The authors argue that requiring high-income Canadians to pay fees for doctor and hospital visits would allow governments to provide more generous health benefits to low- and middle-income families.

"The system is going broke," said Mr. Speer, who played a key role in writing federal budgets under Stephen Harper's Conservative government. "Basically the only option, I think, available to governments that want to improve their health-care outcomes and expand coverage to folks who need it is to experiment with reforms like patient cost-sharing."

Federal Finance Minister Bill Morneau suggested that same approach in a 2012 book he co-authored before entering politics. He noted that moving in that direction would not be an "easy transition."

"While this will not be especially popular with the more affluent, who will be the hardest hit, at least everyone will retain access to services and benefits. This would seem to be the most likely method of achieving social equality and fairness while reducing government costs," Mr. Morneau wrote with Fred Vettese in relation to health-care costs.

To date, neither Mr. Morneau nor Health Minister Jane Philpott have outlined Ottawa's plans for future health funding.

Health care is on the agenda this week in Whitehorse, where provincial and territorial premiers are meeting as the Council of the Federation and are calling for increased federal transfers.

Some critics view income testing as a threat to the universal nature of health-care funding in Canada. There is also debate over how income or means testing should be measured. For instance, nursing-home fees in New Brunswick are based on net annual income. The seniors advocacy group CARP campaigned strongly against a 2015 provincial budget change that added savings and investments into the calculations.

Natasha Mistry, CARP's director of stakeholder relations, said internal polling of members found a solid majority oppose income testing of health-care benefits.

"CARP members definitely believe in the universality of care," she said.

The Liberal government in New Brunswick promoted the change as a "new and progressive policy" that directs support to those who need it the most.

Mr.

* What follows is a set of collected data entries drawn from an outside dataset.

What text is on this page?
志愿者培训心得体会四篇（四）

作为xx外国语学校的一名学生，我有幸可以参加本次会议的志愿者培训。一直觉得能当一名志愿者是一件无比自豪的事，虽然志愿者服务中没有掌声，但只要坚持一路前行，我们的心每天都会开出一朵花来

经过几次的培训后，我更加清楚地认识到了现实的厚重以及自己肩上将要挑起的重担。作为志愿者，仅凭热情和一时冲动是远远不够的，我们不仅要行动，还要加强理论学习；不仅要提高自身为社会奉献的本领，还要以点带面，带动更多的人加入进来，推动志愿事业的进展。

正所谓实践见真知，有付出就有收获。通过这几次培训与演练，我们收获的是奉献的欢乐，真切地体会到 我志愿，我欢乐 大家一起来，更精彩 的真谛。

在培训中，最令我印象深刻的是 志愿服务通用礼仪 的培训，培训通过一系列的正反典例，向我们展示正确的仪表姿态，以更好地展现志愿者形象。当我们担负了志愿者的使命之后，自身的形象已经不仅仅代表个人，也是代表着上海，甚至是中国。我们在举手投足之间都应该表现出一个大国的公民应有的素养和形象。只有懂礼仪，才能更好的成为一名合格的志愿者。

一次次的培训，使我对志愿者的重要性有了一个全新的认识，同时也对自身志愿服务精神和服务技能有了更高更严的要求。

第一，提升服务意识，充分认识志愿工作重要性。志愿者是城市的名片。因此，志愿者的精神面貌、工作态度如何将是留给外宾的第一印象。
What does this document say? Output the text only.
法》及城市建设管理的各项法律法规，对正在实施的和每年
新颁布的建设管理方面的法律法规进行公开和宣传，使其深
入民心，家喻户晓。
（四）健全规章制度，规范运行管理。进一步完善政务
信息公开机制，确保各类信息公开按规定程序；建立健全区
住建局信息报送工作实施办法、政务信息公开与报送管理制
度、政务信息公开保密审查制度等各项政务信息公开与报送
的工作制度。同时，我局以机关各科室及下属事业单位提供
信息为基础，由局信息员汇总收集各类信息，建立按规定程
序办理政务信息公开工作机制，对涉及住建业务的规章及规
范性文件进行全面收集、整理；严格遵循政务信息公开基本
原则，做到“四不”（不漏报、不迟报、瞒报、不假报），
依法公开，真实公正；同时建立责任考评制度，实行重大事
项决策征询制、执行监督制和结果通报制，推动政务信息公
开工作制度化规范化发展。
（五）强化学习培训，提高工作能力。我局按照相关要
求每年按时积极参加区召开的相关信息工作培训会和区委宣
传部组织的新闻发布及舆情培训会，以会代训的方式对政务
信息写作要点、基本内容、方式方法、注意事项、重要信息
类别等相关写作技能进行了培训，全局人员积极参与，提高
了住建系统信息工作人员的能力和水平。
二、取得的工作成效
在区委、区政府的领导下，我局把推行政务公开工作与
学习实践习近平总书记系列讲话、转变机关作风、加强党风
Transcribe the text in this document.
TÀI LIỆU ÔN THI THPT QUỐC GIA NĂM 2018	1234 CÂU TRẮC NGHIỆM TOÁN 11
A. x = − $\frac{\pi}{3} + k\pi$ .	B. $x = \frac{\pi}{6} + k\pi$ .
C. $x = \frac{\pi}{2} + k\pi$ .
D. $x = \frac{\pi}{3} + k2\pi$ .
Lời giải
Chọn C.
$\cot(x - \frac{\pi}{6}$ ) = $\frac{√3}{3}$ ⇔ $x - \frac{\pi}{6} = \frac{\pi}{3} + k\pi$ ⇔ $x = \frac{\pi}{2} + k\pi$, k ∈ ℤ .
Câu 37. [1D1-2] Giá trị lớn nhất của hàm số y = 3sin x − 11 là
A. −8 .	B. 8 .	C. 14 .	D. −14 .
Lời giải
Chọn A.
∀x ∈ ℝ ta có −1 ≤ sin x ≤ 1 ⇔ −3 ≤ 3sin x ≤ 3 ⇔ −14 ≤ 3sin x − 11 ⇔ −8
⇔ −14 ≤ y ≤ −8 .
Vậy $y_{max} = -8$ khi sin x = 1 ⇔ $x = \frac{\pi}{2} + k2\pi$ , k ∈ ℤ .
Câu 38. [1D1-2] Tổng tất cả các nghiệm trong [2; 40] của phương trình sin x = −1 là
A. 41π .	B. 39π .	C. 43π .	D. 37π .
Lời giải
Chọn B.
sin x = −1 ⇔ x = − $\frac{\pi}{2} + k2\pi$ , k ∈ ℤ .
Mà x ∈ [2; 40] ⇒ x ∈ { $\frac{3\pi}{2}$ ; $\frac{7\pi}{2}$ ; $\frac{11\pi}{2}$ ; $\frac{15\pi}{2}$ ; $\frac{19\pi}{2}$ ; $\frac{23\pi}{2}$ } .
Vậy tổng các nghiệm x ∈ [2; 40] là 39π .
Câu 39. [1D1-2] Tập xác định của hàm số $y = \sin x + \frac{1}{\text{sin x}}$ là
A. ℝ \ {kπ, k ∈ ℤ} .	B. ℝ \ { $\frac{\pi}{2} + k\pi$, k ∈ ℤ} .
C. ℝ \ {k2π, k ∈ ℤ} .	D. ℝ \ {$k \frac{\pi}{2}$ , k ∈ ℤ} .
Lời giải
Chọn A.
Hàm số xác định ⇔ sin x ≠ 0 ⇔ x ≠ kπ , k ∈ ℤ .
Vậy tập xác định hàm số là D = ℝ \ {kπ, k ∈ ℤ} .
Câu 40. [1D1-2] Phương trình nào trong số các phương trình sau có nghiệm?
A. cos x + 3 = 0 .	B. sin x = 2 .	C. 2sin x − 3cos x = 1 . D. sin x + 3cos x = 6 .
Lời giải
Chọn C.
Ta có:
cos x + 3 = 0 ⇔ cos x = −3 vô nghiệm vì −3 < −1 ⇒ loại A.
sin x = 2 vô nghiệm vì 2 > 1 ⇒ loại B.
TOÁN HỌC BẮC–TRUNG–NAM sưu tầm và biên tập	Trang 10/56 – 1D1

Trudeau declined Wednesday to provide specifics on his government's approach to those health-care negotiations.

"I'm looking forward to robust discussions with the provinces as our Health Minister talks about the kind of future for our health-care system that we need," he said. "Canadians know that we need to have a solid system that responds to the very real preoccupations that Canadians have and that's exactly what we're committed to and that's why we're glad to be engaging positively and constructively with Canadians and with provinces on a broad range of issues."